Consumimos os caracteres tipográficos
em grandes quantidades.
Na maior parte do planeta,
é totalmente inevitável.
Mas são poucos
os que se preocupam em saber
de onde surgiu
um determinado tipo de letra,
ou quando, ou quem a inventou,
se, de facto, houve alguma
intervenção humana na sua criação,
se apenas não se materializou
a partir do éter do "software".
Mas eu tenho de me preocupar
com estas coisas.
É o meu trabalho.
Eu sou uma das poucas pessoas
que fica mesmo irritada
pelo mau espaçamento do T e do E
que podem ver ali.
Tenho de tirar este slide daqui.
Não consigo suportá-lo.
Nem eu nem o Chris.
Pronto. Óptimo.
A minha palestra é sobre a ligação
entre a tecnologia
e o desenho de caracteres.
A tecnologia mudou várias vezes
desde que comecei a trabalhar:
fotos, digital, computador, ecrã, web.
Tive de sobreviver a essas mudanças
e tentar compreender
as suas implicações
no meu trabalho de conceção.
Este slide é sobre os efeitos
das ferramentas na forma.
As duas letras, os dois K,
aquele à vossa esquerda,
— à minha direita — é moderno,
criado num computador.
As linhas rectas são
completamente direitas
As curvas têm aquela suavidade matemática
imposta pela fórmula Bézier.
À direita, o gótico antigo,
recortado à mão, no material resistente
que é o aço.
Nenhuma das linhas rectas
são realmente direitas.
As curvas são ténues.
Tem aquela faísca de vida,
proveniente da mão humana,
que uma máquina ou um programa
nunca conseguem capturar.
Que contraste!
Bom, eu disse uma mentira.
Uma mentira no TED.
Peço imensa desculpa.
Ambas foram feitas num computador,
pelo mesmo programa,
pelas mesmas curvas Bézier,
com o mesmo formato.
Aquela à vossa esquerda
foi criada por Zuzana Licko, da Emigre,
e a outra fui eu que fiz.
A ferramenta é a mesma,
mas as letras são diferentes.
As letras são diferentes
porque os criadores são diferentes.
Só isso.

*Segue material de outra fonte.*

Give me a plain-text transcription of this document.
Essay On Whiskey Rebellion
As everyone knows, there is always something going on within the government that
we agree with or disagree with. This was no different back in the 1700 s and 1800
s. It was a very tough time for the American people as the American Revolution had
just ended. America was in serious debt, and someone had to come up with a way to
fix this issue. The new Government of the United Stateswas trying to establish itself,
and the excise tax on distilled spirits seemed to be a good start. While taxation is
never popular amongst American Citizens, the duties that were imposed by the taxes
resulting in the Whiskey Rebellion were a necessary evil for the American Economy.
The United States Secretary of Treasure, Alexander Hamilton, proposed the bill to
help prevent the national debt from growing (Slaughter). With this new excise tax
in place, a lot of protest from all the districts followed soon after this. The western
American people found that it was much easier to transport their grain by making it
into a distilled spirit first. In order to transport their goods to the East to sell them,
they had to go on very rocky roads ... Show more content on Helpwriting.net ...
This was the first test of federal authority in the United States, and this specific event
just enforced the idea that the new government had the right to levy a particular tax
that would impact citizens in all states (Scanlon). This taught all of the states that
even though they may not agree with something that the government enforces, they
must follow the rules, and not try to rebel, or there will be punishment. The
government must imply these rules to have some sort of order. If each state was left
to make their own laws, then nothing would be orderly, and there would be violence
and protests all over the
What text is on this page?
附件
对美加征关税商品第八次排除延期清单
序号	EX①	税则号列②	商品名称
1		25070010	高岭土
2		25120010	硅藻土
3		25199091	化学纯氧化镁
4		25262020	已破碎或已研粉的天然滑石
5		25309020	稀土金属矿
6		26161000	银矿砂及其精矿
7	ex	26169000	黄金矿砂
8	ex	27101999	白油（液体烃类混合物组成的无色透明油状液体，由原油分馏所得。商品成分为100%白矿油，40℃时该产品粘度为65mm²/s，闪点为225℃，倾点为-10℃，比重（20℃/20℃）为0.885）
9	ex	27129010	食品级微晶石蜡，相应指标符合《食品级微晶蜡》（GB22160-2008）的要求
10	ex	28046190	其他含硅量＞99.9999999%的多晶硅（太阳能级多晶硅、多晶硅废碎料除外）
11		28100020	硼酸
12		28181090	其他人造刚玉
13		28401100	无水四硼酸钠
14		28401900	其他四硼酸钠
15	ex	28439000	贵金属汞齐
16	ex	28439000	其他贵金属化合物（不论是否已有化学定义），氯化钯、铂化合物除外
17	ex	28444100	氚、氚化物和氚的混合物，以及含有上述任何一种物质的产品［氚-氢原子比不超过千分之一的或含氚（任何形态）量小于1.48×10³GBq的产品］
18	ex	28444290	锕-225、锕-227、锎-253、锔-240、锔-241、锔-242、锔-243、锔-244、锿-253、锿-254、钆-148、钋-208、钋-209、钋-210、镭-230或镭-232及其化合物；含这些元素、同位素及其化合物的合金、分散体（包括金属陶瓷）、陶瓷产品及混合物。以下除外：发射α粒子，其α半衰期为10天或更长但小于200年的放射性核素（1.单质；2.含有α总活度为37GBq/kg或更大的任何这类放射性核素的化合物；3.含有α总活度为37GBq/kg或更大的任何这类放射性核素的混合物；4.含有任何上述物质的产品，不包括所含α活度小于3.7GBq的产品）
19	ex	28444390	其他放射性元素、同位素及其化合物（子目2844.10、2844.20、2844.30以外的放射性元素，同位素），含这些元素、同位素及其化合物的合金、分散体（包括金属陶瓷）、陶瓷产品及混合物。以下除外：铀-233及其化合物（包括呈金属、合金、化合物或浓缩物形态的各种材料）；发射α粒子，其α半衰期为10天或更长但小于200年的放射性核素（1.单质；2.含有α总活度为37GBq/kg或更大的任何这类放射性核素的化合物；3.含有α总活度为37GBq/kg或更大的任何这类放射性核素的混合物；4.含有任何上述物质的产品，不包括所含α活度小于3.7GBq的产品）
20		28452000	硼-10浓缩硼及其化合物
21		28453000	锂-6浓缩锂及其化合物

A Zuzana queria que o dela
tivesse aquele aspecto.
Eu queria que o meu tivesse aquele aspecto.
Fim da história.
As fontes são muito adaptáveis.
Ao contrário das belas-artes,
como a escultura ou a arquitectura,
as fontes escondem os seus métodos.
Eu considero-me um desenhador industrial.
O que eu desenho é fabricado,
e tem uma função:
ser lido, transmitir um significado.
Mas há mais do que isso.
Há uma espécie de elemento estético.
O que é que torna
estas duas letras diferentes,
a partir de diferentes interpretações
de desenhadores diferentes?
O que é que dá ao trabalho
de alguns desenhadores
uma espécie de estilo
pessoal característico,
tal como se encontra no trabalho
de um estilista,
um desenhador de carros, etc.?
Admito que já existiram alguns casos
em que eu, como desenhador,
senti a influência da tecnologia.
Isto é de meados dos anos 60.
A mudança dos tipos de metal para a foto,
de quente para frio.
Isto trouxe alguns benefícios
mas também um inconveniente:
um sistema de espaçamento
que apenas fornecia
18 unidades discretas
para acomodar as letras.
Nessa altura, foi-me pedido que desenhasse
uma séria de fontes
sem serifa, condensadas,
com o máximo de variantes possível
dentro de uma caixa de 18 unidades.
Olhando rapidamente para a aritmética,
apercebi-me que só poderia fazer três
com um desenho da mesma família.
Aqui estão elas.
Na Helvetica Comprimida, Extra Comprimida
e Ultra Comprimida,
este sistema rígido de 18 unidades
tirou-me alguma liberdade.
De certa forma, determinou
as proporções do desenho.
Aqui estão os caracteres,
pelo menos os minúsculos.
Olham para elas e dizem:
"Pobre Matthew. Ele teve
de ultrapassar um problema,
e isso nota-se no resultado obtido."
Espero que não.
Se estivesse a fazer este trabalho hoje,
em vez de ter 18 unidades de espaçamento,
teria 1000.
Obviamente,
podia ter criado mais variantes,
mas seriam melhores
estes três membros da família de fontes?
É difícil saber sem experimentar,
mas não ficariam melhor numa proporção
de 1000 para 18, isso posso garantir.
O meu instinto diz que
qualquer melhoria seria ligeira,
porque elas foram desenhadas
em função do sistema
para que foram desenhadas
e, tal como disse,
as fontes são muito adaptáveis.
Elas escondem os seus métodos.
Todos os desenhadores industriais
trabalham sob restrições.
Não se trata de belas-artes.
A questão é, será que uma restrição
força um compromisso?
Ao aceitar uma restrição,
estamos a trabalhar
para padrões mais baixos?
Não acredito nisso,
e fui sempre encorajado
por uma coisa que Charles Eames disse.
Disse que estava ciente
de trabalhar com restrições,
mas não fazia compromissos.
A distinção entre uma restrição
e um compromisso,
é obviamente muito subtil,
mas é central à minha atitude
perante o trabalho.
Lembram-se desta experiência de leitura?
A lista telefónica.
Vou manter este slide
para que possam apreciar a nostalgia.
(Risos)
Isto é uma das primeiras experiências,
feitas na década de 70,
da fonte Bell Centennial, que eu desenhei,
para as listas telefónicas
dos Estados Unidos.
Foi a minha primeira experiência
com fontes digitais,
e que baptismo que foi!
Foi desenhado para listas telefónicas,
para serem impressas
em tamanho pequeno, em papel-jornal,
em prensas rotativas de alta velocidade
com tinta que era querosene e fuligem.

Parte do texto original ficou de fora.